With the winds of war again blowing in Europe, David Horovitz recalls two interviews he conducted: one two years ago with the Jewish comedian-turned-Ukrainian-president Volodymyr Zelensky, and one last week with the Israeli foreign minister Yair Lapid. Both conversations, for Horovitz, emphasized something essential about Israel’s situation:
My heart goes out to Ukraine’s president today, bracing for a possible Russian invasion, defiant, championing his country’s sovereignty and integrity, massively outgunned, uncertain of the potency of international support. And I note something else he said in our interview, his possibly envious, certainly admiring observation that “there are many countries in the world that can protect themselves, but Israel, such a small country, can not only protect itself, but, facing external threats, can respond.”
Lapid, [meanwhile], has been walking the tightrope between expressing principled opposition to a Russian invasion and ensuring the wellbeing of Israelis and Jews in Ukraine, on one hand, and trying, on the other, not to alienate a Russian president with whom Israel has a complex, critical relationship—both because of Moscow’s Middle East presence and influence, and because of Russia’s significant Jewish community.
“This is very 20th century, one country invading another,” said Lapid of the crisis, initially taking the dispassionate historical view. . . . But soon enough in our conversation, he reflected on the Israeli implications.
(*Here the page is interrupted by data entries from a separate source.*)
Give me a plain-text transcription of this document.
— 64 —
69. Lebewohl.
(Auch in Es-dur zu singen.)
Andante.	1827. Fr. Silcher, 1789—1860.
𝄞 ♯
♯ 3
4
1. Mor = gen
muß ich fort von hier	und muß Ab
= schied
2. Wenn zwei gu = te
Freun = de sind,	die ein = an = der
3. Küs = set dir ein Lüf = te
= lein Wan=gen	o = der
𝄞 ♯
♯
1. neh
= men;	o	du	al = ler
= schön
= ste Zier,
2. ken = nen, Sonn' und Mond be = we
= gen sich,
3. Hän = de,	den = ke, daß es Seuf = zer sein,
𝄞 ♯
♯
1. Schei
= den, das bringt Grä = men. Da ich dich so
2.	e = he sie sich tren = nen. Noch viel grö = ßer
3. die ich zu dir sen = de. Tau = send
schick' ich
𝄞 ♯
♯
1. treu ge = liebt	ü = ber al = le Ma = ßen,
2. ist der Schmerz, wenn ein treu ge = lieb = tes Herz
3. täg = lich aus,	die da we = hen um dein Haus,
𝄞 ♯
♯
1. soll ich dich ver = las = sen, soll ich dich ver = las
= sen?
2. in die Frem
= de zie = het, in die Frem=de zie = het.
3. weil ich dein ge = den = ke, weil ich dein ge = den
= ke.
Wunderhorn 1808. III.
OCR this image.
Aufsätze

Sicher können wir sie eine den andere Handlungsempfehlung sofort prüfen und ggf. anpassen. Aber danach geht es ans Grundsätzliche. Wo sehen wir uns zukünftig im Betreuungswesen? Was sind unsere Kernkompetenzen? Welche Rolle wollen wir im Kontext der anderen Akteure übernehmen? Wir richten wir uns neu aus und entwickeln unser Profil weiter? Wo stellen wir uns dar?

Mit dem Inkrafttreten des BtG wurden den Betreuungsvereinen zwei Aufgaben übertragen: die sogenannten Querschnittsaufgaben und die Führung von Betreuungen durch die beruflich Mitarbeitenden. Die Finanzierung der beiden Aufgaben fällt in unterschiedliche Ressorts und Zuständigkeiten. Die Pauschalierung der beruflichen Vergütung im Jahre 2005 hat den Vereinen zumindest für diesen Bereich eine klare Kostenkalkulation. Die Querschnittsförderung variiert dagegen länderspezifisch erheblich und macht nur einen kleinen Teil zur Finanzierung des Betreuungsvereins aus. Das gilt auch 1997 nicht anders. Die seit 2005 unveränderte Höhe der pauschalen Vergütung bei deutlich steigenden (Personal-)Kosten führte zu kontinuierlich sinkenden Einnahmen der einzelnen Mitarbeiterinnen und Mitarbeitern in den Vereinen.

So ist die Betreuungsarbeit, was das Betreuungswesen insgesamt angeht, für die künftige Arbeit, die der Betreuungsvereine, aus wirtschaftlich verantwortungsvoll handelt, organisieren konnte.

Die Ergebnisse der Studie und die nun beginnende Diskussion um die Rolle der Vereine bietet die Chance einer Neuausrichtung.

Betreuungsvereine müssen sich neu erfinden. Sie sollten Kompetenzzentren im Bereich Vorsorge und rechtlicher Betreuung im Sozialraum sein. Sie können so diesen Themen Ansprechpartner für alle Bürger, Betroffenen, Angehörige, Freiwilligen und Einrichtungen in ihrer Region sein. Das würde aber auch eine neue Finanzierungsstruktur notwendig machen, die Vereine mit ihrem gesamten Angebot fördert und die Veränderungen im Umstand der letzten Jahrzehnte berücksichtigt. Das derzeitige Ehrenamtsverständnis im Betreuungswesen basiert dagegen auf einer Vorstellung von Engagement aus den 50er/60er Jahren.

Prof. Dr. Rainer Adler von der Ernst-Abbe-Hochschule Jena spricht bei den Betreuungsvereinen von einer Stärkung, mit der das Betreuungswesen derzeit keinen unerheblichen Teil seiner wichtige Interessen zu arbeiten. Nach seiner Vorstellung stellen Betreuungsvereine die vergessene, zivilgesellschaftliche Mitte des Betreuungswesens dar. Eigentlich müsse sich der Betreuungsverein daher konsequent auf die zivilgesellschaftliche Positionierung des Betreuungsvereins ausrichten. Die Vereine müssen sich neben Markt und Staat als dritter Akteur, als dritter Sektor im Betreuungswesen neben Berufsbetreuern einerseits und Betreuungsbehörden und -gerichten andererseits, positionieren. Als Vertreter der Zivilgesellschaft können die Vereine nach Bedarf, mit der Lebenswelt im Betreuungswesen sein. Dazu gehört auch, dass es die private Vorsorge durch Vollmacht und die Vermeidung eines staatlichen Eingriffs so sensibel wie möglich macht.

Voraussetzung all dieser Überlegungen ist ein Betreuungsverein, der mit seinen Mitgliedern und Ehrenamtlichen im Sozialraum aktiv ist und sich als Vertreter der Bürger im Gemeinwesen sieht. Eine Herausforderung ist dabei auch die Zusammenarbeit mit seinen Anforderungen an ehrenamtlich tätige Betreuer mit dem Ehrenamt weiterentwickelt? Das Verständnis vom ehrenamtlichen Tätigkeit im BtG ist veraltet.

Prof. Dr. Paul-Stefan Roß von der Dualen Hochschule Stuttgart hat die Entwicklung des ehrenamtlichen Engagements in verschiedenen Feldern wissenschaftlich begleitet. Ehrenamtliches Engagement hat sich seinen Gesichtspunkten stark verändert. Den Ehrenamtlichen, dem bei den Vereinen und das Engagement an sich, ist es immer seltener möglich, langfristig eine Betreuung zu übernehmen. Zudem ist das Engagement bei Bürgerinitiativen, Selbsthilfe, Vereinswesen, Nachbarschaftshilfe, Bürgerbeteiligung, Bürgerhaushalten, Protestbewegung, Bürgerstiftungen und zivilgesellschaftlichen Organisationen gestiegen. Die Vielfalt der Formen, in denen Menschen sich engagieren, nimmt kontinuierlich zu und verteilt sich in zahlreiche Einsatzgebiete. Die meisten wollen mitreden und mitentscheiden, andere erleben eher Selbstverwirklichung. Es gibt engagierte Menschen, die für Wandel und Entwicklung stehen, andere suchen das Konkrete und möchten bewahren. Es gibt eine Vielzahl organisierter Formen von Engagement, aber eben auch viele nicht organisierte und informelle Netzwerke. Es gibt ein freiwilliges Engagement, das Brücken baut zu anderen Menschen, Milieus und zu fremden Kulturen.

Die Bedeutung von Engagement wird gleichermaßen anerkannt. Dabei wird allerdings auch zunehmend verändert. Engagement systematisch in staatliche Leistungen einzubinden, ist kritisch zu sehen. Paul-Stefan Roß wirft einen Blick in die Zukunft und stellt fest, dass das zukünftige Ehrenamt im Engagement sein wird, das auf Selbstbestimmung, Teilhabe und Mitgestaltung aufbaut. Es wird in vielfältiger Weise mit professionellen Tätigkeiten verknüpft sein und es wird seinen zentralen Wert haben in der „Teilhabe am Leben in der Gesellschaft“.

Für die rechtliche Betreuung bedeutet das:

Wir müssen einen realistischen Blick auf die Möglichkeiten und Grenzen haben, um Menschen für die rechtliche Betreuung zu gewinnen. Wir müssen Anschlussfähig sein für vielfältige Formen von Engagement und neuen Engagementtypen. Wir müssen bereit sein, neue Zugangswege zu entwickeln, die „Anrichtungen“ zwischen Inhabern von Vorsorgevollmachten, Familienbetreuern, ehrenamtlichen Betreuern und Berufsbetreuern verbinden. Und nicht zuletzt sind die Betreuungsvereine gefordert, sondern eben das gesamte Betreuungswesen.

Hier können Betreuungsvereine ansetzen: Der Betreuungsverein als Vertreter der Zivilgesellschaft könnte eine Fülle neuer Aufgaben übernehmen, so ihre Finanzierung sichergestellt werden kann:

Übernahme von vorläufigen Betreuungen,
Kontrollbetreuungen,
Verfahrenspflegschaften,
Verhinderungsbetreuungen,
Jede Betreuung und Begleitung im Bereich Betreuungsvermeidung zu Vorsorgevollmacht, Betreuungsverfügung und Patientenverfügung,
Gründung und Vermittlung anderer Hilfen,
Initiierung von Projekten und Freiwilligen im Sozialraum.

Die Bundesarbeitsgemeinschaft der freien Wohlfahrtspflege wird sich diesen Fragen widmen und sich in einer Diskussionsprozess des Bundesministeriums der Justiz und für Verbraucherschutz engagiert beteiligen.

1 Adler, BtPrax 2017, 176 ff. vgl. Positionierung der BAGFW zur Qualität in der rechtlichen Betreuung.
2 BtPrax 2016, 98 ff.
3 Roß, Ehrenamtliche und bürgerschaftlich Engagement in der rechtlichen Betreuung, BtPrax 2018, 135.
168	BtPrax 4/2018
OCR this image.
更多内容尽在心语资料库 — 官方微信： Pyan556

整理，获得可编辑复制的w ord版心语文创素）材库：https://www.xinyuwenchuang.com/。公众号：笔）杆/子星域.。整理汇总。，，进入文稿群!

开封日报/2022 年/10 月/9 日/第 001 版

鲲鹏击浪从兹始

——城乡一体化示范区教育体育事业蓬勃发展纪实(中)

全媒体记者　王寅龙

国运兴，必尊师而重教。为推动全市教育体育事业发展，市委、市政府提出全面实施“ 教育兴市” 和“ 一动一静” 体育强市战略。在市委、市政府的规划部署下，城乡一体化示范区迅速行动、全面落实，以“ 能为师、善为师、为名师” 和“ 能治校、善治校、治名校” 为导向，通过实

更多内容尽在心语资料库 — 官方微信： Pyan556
I put it to him that it seemed like the world was doing nothing to protect a sovereign country.
If we thought the danger of despotic regimes remaking the world map was “very 20th century,” along comes Russia to slap us back to our senses. And if we thought the oft-declared imperative that Israel be able, always, to defend itself, by itself, was mere outdated rhetoric, the vulnerability of Volodymyr Zelensky’s Ukraine, and his admiration for our country, underlines its critical relevance.